The motivated staff tries hard to complete the available work, and this pushes up the working hours. The job gets done, and there is an expectation that the work will continue to get done.

8. Work Family

For many people (especially those that work long hours), the workplace is their happy space; they meet their friends, get to chat, and socialize, and it is more fun to be at work than at home.

Again, this is not exclusive to architects; young people living miles from their families create social bonds with their work colleagues.

The long hours worked by architects (and others) reflect the preference for the workplace family.

9. Job Satisfaction

Architects are creative people – they make things for a living, drawings, designs, and plans.

Creative people enjoy their work far more than someone stuck on a production line of doing any job purely for the paycheck.

Anyone with a creative hobby knows it is possible to get so caught up in what you are doing that the time slides past like an express train.

Architects who get their teeth into an enjoyable project typically work long hours because it does not feel like work.

Work Smarter Not Longer

As an architect, you don’t need to join the cult of working long hours just because it seems to be the way architects work.

Working large amounts of unpaid overtime reduces your enjoyment of your career and devalues your work.

How can you avoid working long hours as an architect?

1. Start Early

Getting to your desk before everyone else gives you some time free of interruptions – you can use this to do intensely focused work or get ahead of your routine administration.

The early start is only a viable strategy if you ruthlessly protect your going-home time.

2. Minimize Distractions

The capacity to multitask is a myth.

If you respond to every email popping up, you can’t give your full attention to your drawing or report or whatever else you are working on.

Nor can you not answer your emails and phone.

What you can do is chunk your day into sections, so you deal with emails, phones, and other administration at specified time intervals. Then you can put your whole focus onto the work and achieve more and to a higher standard.

3. Keep a Detailed Timesheet

Professions that bill by the minute, like accountants and lawyers, keep a detailed timesheet because the aim is to bill someone for every productive minute.

As an architect, you are not billing clients by the minute, but it is still worth keeping a detailed time log for yourself – there are apps to help, but a diary works as well.

Tracking your time lets you see how productive you are and when you get sucked into browsing social media or chatting with a colleague.

It also gives you accurate information on how long a job takes, so when you set deadlines, you have the practical experience to decide on the time needed.

4. Task Management

Task management is a fancy term for a prioritized ‘to-do’ list. Human nature is to do the easiest and most enjoyable tasks first and put off the more difficult and time-consuming ones.

This habit has the unfortunate result of creating minor crises as jobs that were not urgent become urgent with looming deadlines.

There are plenty of techniques for dealing with workloads, from a simple list to a workflow timetable, there will be a method that works to improve your working day.

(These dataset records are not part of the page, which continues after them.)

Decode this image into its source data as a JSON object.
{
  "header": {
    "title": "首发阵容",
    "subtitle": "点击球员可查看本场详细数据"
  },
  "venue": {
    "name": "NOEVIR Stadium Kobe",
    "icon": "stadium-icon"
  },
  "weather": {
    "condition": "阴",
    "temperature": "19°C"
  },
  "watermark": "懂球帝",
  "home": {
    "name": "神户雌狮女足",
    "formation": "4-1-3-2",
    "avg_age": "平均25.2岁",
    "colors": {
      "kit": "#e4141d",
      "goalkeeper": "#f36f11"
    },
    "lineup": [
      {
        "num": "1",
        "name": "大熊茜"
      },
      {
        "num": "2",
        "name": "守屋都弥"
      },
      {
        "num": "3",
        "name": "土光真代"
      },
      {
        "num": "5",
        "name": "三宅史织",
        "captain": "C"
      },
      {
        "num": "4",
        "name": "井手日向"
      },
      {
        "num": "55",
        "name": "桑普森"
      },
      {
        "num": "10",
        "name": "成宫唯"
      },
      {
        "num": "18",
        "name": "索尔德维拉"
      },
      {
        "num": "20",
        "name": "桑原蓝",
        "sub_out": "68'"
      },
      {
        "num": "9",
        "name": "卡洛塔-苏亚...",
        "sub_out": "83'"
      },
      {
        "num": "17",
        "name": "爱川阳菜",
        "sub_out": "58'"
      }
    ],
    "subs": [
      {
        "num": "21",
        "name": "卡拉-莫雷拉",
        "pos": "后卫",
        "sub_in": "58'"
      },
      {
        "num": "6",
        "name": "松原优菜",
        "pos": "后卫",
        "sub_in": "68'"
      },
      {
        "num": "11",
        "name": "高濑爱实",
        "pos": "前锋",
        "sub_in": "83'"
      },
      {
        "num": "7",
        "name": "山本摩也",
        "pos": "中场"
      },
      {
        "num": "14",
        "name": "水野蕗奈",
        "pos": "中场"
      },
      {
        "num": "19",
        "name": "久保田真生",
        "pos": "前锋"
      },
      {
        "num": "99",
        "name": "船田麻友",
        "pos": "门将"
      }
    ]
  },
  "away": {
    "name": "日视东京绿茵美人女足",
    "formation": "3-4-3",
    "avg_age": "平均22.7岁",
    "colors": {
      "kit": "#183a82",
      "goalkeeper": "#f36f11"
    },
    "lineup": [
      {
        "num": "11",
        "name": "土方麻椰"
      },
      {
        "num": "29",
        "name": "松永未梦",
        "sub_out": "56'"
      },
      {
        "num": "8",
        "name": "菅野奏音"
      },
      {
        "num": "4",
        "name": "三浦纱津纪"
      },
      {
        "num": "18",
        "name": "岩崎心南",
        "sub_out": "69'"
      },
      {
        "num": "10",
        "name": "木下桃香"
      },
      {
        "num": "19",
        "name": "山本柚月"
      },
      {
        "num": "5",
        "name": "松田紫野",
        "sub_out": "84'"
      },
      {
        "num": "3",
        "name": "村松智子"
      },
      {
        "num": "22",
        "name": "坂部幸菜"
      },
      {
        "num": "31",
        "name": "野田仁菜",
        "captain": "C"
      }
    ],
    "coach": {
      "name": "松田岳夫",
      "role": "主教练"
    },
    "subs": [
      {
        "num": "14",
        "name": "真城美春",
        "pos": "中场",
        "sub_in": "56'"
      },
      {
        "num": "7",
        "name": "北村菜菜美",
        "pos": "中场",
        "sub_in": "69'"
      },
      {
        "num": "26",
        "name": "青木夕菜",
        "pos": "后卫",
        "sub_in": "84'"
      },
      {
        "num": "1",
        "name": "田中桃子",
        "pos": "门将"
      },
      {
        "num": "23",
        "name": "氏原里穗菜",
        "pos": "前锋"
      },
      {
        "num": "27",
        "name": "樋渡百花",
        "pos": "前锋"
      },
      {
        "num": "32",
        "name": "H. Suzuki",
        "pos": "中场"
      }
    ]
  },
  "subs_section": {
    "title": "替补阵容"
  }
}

Find a technique that works, and use it.

5. Be Realistic

You can’t create more hours and minutes in the day. Assess the amount of work you need to complete to see if it is possible.

Sometimes you need to accept that you can’t do everything on your list, even if you gave up sleeping and eating.

What you can do in those circumstances is to choose what you are not going to do and accept it.

Do All Architects Work Long Hours?

Some architects work long hours, and some do not – ultimately, the choice is down to the individual architect.

Workplace culture may push you into accepting long hours for no additional money, but you need to consider your options.

Architects are not the only people who face pressure to give more of themselves to their employer, and it is up to the individual to assess the value they place on their time and how they want to spend it.

Being an architect does not automatically mean long working hours, and many architects work standard hours.